De même, chez Alstom, les syndicats saisissent toutes les occasions pour attaquer la direction. En mai dernier, le bureau du comité de groupe européen a engagé des poursuites pour défaut d'information concernant la vente de la branche T & D à Areva et, en septembre, il a obtenu du tribunal de grande instance de Paris que la direction consulte les instances représentatives du personnel de T & D France avant cette cession. Mais c'est sans doute chez Michelin que la victoire des syndicats a été la plus éclatante puisque ceux-ci ont réussi à faire annuler purement et simplement un plan social qui concernait cent cinquante salariés d'une usine de pneus de vélos à Wolber. Seul problème, la décision de la cour d'appel d'Amiens intervient quatre ans après la fermeture effective du site et les salariés ne pourront donc pas réintégrer leur poste de travail.
Anticiper les reclassements
Pourtant, si ces exemples montrent qu'en matière de plans sociaux il n'est pas exceptionnel que les syndicats obtiennent gain de cause, la plupart des spécialistes du reclassement sont sceptiques vis-à-vis de l'efficacité de ces bras de fer. Selon eux, les plans sociaux finissent toujours par aboutir et ce n'est pas rendre service aux salariés que d'en trop allonger les délais. "Cela ne facilite pas le travail de deuil de l'entreprise que doit réaliser assez vite le salarié. Et , autant que possible, le plan social doit rester relativement court dans le parcours professionnel du salarié", souligne Jean-Noël Tuillier, consultant en ressources humaines chez Algoé et chargé du plan social de Danone qui dure depuis vingt-six mois, "Le salarié ne doit pas s'installer dans une position de victime, mais être acteur de sa recherche d'emploi". De trop fortes judiciarisation et médiatisation des plans sociaux peuvent ralentir ce processus et renforcer le sentiment de trahison éprouvé par les salariés licenciés.
Au contraire, les experts constatent que les reclassements se font beaucoup plus facilement lorsque syndicats et direction sont capables de s'entendre.

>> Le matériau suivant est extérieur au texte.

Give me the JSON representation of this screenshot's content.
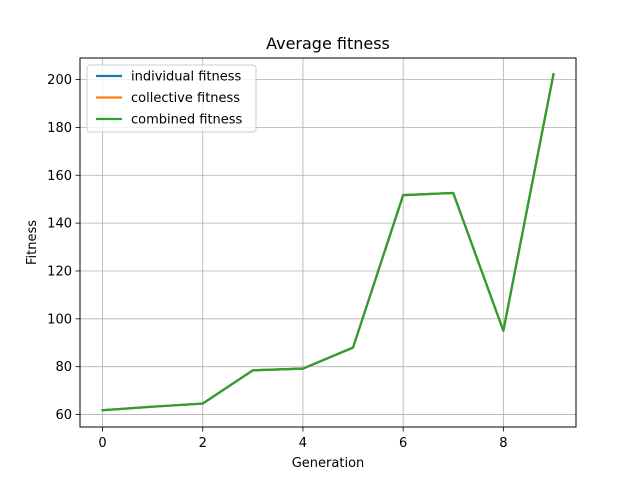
{
  "chart_data": {
    "type": "line",
    "title": "Average fitness",
    "xlabel": "Generation",
    "ylabel": "Fitness",
    "xlim": [
      -0.45,
      9.45
    ],
    "ylim": [
      54.8,
      209
    ],
    "xticks": [
      0,
      2,
      4,
      6,
      8
    ],
    "yticks": [
      60,
      80,
      100,
      120,
      140,
      160,
      180,
      200
    ],
    "grid": true,
    "legend_position": "top-left",
    "x": [
      0,
      1,
      2,
      3,
      4,
      5,
      6,
      7,
      8,
      9
    ],
    "series": [
      {
        "name": "individual fitness",
        "color": "#1f77b4",
        "values": [
          61.8,
          63.3,
          64.6,
          78.5,
          79.2,
          88.0,
          151.7,
          152.6,
          95.0,
          202.2
        ]
      },
      {
        "name": "collective fitness",
        "color": "#ff7f0e",
        "values": [
          61.8,
          63.3,
          64.6,
          78.5,
          79.2,
          88.0,
          151.7,
          152.6,
          95.0,
          202.2
        ]
      },
      {
        "name": "combined fitness",
        "color": "#2ca02c",
        "values": [
          61.8,
          63.3,
          64.6,
          78.5,
          79.2,
          88.0,
          151.7,
          152.6,
          95.0,
          202.2
        ]
      }
    ]
  }
}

Créés officiellement par la loi du 3 janvier 2003, les accords de méthode favorisent cette concertation en aidant les partenaires sociaux à anticiper les plans sociaux. Ces accords permettent notamment aux salariés volontaires de réaliser des bilans de compétence et de postuler pour de nouveaux postes. Des entreprises comme Philipps, Carrefour, Michelin, Thomson ou Danone ont déjà mis en place ce type d'accords.